For now, “what we do know already [is] that if we do it correctly, we can secure that environment,” he said.

But he asked: “How’s that going to get achieved?” The answer: “If we follow best practice standards, then we can reach these undisputed speed and cost efficiencies.”

However, he warned: “If we don’t, we’re going to meet significant security pitfalls, and it’s going to cost us a lot of money, it’s going to cost us a lot of time and it’s going to destroy reputations.”
So, the next question, he asked rhetorically was: “If we already know that, why is it so difficult to transition to the cloud securely?” And “part of the reason, I believe,” anyway, is that “we’ve currently got too much choice,” he said, noting that “where you sit geographically for your compliance requirements for the studios may determine which international standard you are going to use.”

While we’re all “still waiting for the Trusted Partner Network to come up with their security guideline, we can’t wait,” he said, adding: “We’ve got to do something because… 20 percent of people have already migrated and 80 percent of people are either looking to migrate or are part-way through that process.” And “each user case is different, and I think that’s where the real issues exist,” he said.

He went on to say: “We’ve got to adopt basic principles. I personally believe that if you use cloud security version four and go to the mapping matrix … you’re already on a good path to compliance and it’s going to probably meet the majority of what the TPN — the Trusted Partner Network — requirements are going to” be.

“You’ve got to know what your business requirements are, and understand what your risks are going to be,” he went on to point out, adding: “Most companies aren’t even vetting their cloud providers. They’re just going ahead and doing this blindly.” He estimated that more than 70% aren’t vetting their cloud providers.

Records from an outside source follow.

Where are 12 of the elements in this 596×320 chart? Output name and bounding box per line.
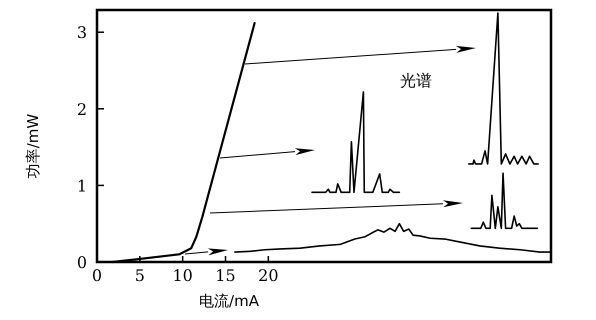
x-tick-label: 20 xyxy=(258,266,278,285)
annotation: 光谱 xyxy=(400,71,432,90)
x-tick-label: 10 xyxy=(172,266,193,285)
y-tick-label: 0 xyxy=(76,253,87,272)
y-tick-label: 1 xyxy=(76,176,87,196)
x-axis-title: 电流/mA xyxy=(199,292,260,310)
x-tick-label: 15 xyxy=(215,266,236,285)
x-tick-label: 5 xyxy=(134,266,145,285)
y-tick-label: 3 xyxy=(76,23,87,42)
x-tick-label: 0 xyxy=(92,266,102,285)
y-axis-title: 功率/mW xyxy=(24,114,42,178)
y-tick-label: 2 xyxy=(76,100,87,119)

Meanwhile, “we’re probably some months away before we get … assistance from the TPN,” he predicted.

Janice Pearson, vice president of Global Content Protection at Convergent Risks, went on to stress the importance of developing a methodology that’s “thorough so that, in the end, you get an assessment that is going to be thorough, comprehensive and also address where your security issues are.” That starts in the discovery phase, she noted.

One other thing that’s important to consider is “how can we automate – how can we create efficiencies that make everything seamless,” she told attendees, adding: “One of the beauties of automation is that you take the human element out of it and you de-risk certain processes that way.”

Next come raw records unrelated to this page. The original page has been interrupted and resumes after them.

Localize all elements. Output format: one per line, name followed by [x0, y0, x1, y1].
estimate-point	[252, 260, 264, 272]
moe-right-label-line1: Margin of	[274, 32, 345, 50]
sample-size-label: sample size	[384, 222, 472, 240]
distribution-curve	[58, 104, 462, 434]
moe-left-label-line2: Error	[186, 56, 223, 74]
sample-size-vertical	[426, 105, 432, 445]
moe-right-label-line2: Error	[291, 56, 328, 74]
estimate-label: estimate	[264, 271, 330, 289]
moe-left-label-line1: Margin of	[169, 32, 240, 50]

One challenge of using consultants to help with development, meanwhile, is that “once they leave the project, all that knowledge sometimes goes away,” she noted. “If it’s not properly documented, you might find yourself in a situation where you don’t understand your infrastructure and you have to reverse engineer,” she warned.

Proper training is very important and, without it, “your cloud implementation is not going to be successful,” she went on to say.

“Continuous monitoring and testing becomes so important” as well, she said, explaining: “The threat landscape is changing constantly and, often times, we’ll see organizations will maybe only do a penetration test once a year. But, in our opinion, that needs to be happening on a quarterly basis – whether that’s happening internally by your teams or externally by a third party.”

It’s also important to “understand each organization is different – there are going to be nuances that we have to understand and, if we don’t do proper discovery at the very beginning, it will all fall short in the end,” she warned.

Mathew Gilliat-Smith, advisor at Convergent Risks, went on to point out how engagement with third parties is important as well.

The Content Protection Summit was produced by MESA and CDSA, and was presented by SHIFT, with sponsorship by IBM Security, NAGRA, Convergent Risks, LiveTiles, Richey May Technology Solutions, EIDR, the Trusted Partner Network (TPN) and Darktrace.